Bing earns merits, like everyone else, by riding a bike all day, passing the time watching a simple animation of his “double,” a friendly little Mii-like avatar, cycling down a road. Others watch porn, or a gameshow that seems to delight in shaming fat people; chubby attendants clean up around them in yellow uniforms and are treated like second-class citizens. Most importantly, there’s an X Factor type show called Hot Shots hosted by three preening judges, the most feared/respected being Judge Hope (Rupert Everett), a nasty Simon Cowell type.

This, we understand, is the only ticket out of bike-land. But the way the episode dispenses all this information, it never feels like the audience is being force-fed anything. It’s a slow, repetitive experience, watching Bing go about his day, but it’s utterly compelling. The blinkered, transactional world makes sense to us. Later, we watch Bing try to skip an ad for porn, but he doesn’t have enough merits to do so. That’s when I realized: He’s stuck inside a cellphone. Bing is playing Candy Crush, but it’s his life, and he can’t hit “x” on the ads unless he clears more lines.

It’s a terrifying thought. And it’s what Black Mirror specializes in. What we’re seeing is farfetched satire, but it’s satire nonetheless, and it’s not impossible to imagine the steps leading us to such a world. One assumes that the earth is undergoing some sort of energy crisis, post-oil, and the population is needed to power our lights instead. Such an existence is pretty miserable to contemplate, so much of the energy is used to distract the citizenry as they perform their mundane tasks. It’s The Matrix, but stripped of all that film’s epic cyberpunk design and scale. Instead of being harvested as batteries by robots, we’re used as drones by an unseen bureaucracy.

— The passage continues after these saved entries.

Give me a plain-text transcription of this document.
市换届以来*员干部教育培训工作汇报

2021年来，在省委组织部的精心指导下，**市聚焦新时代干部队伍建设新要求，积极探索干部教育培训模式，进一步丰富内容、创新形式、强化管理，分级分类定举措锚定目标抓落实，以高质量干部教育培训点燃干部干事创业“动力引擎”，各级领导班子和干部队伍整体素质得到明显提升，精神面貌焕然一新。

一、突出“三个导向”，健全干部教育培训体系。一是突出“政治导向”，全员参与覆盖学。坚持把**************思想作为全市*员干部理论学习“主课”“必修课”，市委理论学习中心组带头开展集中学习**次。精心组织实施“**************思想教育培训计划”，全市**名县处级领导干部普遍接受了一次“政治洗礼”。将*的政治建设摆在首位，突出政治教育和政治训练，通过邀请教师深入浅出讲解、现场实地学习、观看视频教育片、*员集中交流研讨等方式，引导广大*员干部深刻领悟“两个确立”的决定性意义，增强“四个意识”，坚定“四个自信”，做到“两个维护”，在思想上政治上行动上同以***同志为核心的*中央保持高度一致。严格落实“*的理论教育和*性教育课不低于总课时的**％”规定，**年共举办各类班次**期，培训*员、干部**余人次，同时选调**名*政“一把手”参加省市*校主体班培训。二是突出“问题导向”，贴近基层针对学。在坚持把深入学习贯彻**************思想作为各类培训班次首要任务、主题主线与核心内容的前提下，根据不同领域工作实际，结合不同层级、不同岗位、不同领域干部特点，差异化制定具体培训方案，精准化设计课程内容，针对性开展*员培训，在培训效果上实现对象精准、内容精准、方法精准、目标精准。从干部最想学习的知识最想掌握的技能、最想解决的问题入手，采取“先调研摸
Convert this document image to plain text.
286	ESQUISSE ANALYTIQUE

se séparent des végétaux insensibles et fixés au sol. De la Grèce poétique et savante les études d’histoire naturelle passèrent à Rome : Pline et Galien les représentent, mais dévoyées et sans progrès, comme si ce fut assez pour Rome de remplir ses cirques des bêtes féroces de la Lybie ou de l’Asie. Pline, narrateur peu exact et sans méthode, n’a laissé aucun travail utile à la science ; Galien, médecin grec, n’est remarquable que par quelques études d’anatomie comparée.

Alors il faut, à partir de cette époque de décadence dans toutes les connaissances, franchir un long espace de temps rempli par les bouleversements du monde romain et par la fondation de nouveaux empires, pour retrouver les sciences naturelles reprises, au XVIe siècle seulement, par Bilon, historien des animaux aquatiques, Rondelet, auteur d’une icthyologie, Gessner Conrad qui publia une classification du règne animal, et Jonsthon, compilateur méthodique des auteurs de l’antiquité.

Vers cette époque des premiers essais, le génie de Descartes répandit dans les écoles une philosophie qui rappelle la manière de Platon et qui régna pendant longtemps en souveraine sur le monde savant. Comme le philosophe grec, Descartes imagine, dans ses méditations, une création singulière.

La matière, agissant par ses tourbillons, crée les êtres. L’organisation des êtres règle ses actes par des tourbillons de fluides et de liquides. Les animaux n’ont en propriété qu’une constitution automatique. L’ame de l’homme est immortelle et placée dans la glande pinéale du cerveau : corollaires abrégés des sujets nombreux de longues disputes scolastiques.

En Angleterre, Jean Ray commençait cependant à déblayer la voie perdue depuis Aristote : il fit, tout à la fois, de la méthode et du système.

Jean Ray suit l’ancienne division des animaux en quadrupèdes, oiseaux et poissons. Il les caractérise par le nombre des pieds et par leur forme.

The world is cool, and the way it’s presented is wonderful (I don’t know that the budget for these episodes is high, but they are visually seamless). But there’s a sad little parable to follow along with as well. Bing falls for Abi (Jessica Brown Findlay, the beautiful Lady Sybil of Downton Abbey), who has a lovely singing voice, and spends his dead brother’s 15 million merits to get her on Hot Shots, where she’s an instant sensation. Drugged by some sort of compliance milk, she goes along with Judge Wraith (Ashley Thomas) and becomes a porn star, in a wrenching twist. The episode, wisely, doesn’t even let us know that that’s an option until we’re on the stage. It makes the gut-punch all the worse, but it also makes her decision more believable, since she seems as blindsided as we are.

Once Abi is locked in the porn universe, torturing a broke Bing with her ads, he sets upon a revenge mission, earning another shot on the show and giving a Network-esque rant with a shard of glass pointed at his neck. No need to go into detail on how this whole sequence unfolds, but again, it’s perfectly done. We have some idea, maybe, of what Bing is plotting, but every piece of his plan is laid out slowly and carefully for the audience. Kaluuya, who has been reserved and focused for the entire episode, barely saying a line at a time, lets stream a vicious stream of consciousness at the smug judges, an act of rebellion that leaves the audience silent until Judge Hope proclaims it the most heartfelt thing they’ve ever seen on the show.

That’s what’s so brilliant about the final twist—the audience’s silence. Even after Bing’s display, Judge Hope (Everett, who is just fantastic) has them in the palm of his hand. Why does Bing even go on to Hot Shots? Does he think all along that he can parlay a genuine show of emotion into a TV gig? Does he want to die, want to be free of his torturous little bedroom? The character is perhaps too inscrutable, although his breakdown halfway through the episode is well-earned, but the ending is devastating and smart. Bing delivers rants to camera twice a week, lives in relative finery and no longer has to ride a bike. As happy endings go, it’s pretty dreadful. That might end up being the rule of Black Mirror.

Stray observations:

  • Julia Davis makes a welcome appearance as Judge Charity. She’s been around for a while, but her 2004 show Nighty Night is really worth checking out if you can find it.
  • Is the view of the forest at the end of the episode real? It can’t be, can it? I’m trying to wrap my head around the future presented here.